Page 1 of 1

Fretting on main caps. Scrap or cross bolt?

Posted: Sun Sep 25, 2016 6:11 am
by wesbrooks
Hi.

I'm going through the process of cleaning and inspecting an interim 95 3.9 serpentine engine. I can see signs of fretting and one of the caps drops right in with no force, but doesn't rattle or slide once in. Engine is from a discovery.

Plan for this lump is a torquey cam (still destined for a 4x4) and use it as a base for mega squirt development before a more performance related build in 4 or more years time.

My question is will nut and stud and cross bolts save the block or is signs or fretting terminal?
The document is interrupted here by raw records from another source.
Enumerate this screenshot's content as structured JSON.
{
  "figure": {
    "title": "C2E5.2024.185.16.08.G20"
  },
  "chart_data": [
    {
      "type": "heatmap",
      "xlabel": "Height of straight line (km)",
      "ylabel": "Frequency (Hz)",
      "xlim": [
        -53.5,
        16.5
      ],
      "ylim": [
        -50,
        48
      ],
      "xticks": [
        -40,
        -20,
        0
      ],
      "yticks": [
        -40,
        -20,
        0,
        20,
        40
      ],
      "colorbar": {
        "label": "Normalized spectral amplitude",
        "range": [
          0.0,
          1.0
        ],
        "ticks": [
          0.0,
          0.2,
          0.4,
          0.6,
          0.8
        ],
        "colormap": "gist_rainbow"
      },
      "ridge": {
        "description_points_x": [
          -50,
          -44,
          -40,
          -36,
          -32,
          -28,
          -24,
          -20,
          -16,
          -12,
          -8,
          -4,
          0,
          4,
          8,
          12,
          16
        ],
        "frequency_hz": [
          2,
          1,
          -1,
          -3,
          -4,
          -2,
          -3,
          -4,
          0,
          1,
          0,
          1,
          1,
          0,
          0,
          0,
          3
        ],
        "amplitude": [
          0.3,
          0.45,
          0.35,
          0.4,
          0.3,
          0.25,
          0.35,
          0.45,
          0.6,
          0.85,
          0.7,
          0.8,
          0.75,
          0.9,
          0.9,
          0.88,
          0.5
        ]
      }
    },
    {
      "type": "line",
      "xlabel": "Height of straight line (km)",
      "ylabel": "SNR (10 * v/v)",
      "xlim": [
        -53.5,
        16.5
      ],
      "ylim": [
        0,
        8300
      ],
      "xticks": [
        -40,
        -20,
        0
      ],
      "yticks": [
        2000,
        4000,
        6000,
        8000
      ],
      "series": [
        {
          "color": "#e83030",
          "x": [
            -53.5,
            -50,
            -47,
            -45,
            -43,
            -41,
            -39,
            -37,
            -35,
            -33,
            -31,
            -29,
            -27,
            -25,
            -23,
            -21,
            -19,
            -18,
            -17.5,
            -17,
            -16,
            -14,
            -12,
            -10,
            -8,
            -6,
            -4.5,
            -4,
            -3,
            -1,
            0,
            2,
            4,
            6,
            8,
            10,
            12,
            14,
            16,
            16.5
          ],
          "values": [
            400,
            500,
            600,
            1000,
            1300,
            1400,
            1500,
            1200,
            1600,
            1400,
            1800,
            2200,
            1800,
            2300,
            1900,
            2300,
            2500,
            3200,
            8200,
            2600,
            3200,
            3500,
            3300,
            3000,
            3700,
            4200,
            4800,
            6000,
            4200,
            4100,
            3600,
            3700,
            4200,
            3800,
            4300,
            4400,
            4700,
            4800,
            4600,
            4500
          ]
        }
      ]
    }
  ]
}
Posted: Sun Sep 25, 2016 6:14 am
by wesbrooks
It's being built for an auto instalation and currently has the standard lucas fuel only engine management with a dizzy.

Posted: Sun Sep 25, 2016 8:47 am
by sidecar
I'm sure that there are many engines out there that are runing with fretted mains, at the end of the day it would be better if they are not fretted but I think if you fit a stud kit it will be OK. If the block will take cross bolts then drilling it for them would be even better. If you go for studs then there is more debait on the torque setting to go for on the nuts.

Posted: Sun Sep 25, 2016 9:01 am
by wesbrooks
Thanks. If drilled for cross bolting does it force the need for a line bore?

So studs and not over torquing the nuts could be the way forward for a stock ish power build?

Posted: Sun Sep 25, 2016 3:00 pm
by DEVONMAN
wesbrooks wrote:Thanks. If drilled for cross bolting does it force the need for a line bore?

So studs and not over torquing the nuts could be the way forward for a stock ish power build?
Before you drill and tap for cross bolts you should check for a gap between the side of the caps and the crankcase. The gap will be about 3-4 thou on the starter side of the engine and zero on the other side. If you want to preserve the existing line boring you will need to shim this gap at the point where the cross bolts goes through. Otherwise the cross bolts will pull things out of line and the crank will not rotate freely.

This gap also exists on the factory cross bolted engines but the line boring is done with the cross bolts torqued up and the gap squeezed.

Posted: Sun Sep 25, 2016 5:26 pm
by sidecar
chucking some ARP studs in the engine is sounding better all the time!

Posted: Sun Sep 25, 2016 8:39 pm
by SimpleSimon
sidecar wrote:chucking some ARP studs in the engine is sounding better all the time!
:whs

Posted: Mon Sep 26, 2016 5:06 pm
by bigaldart
The major problem with fretting is that the transfer of metal can result in inconsistent positioning of the mains when removing and refitting. A stud kit alone will not prevent this, we have fretting on our non-crossbolted engines and always use studs at 90 lb/ft torque. One tip from American drag racers who always had the same problem on early type Hemi engines is to ose lanolin on the mating faces of the main caps and block. This acts as a high pressure lubricant so that if the caps move they won't transfer metal from one surface to the other. Lanolin can be bought from some chemists shops or on-line, alternatively some specialist hand creams have 70+% lanolin and can be used in a pinch.

Brutal as it sounds it was a common engineers practice to use a cold chisel to restore the registers. Simply fit and torque the cap, then use a cold chisel on the block web close to the register line and hit with a hammer, A little experimentation on how hard to hit will soon restore the register so that the loose cap fits as snugly as the remainder. With cross bolts you cannot do this so easily.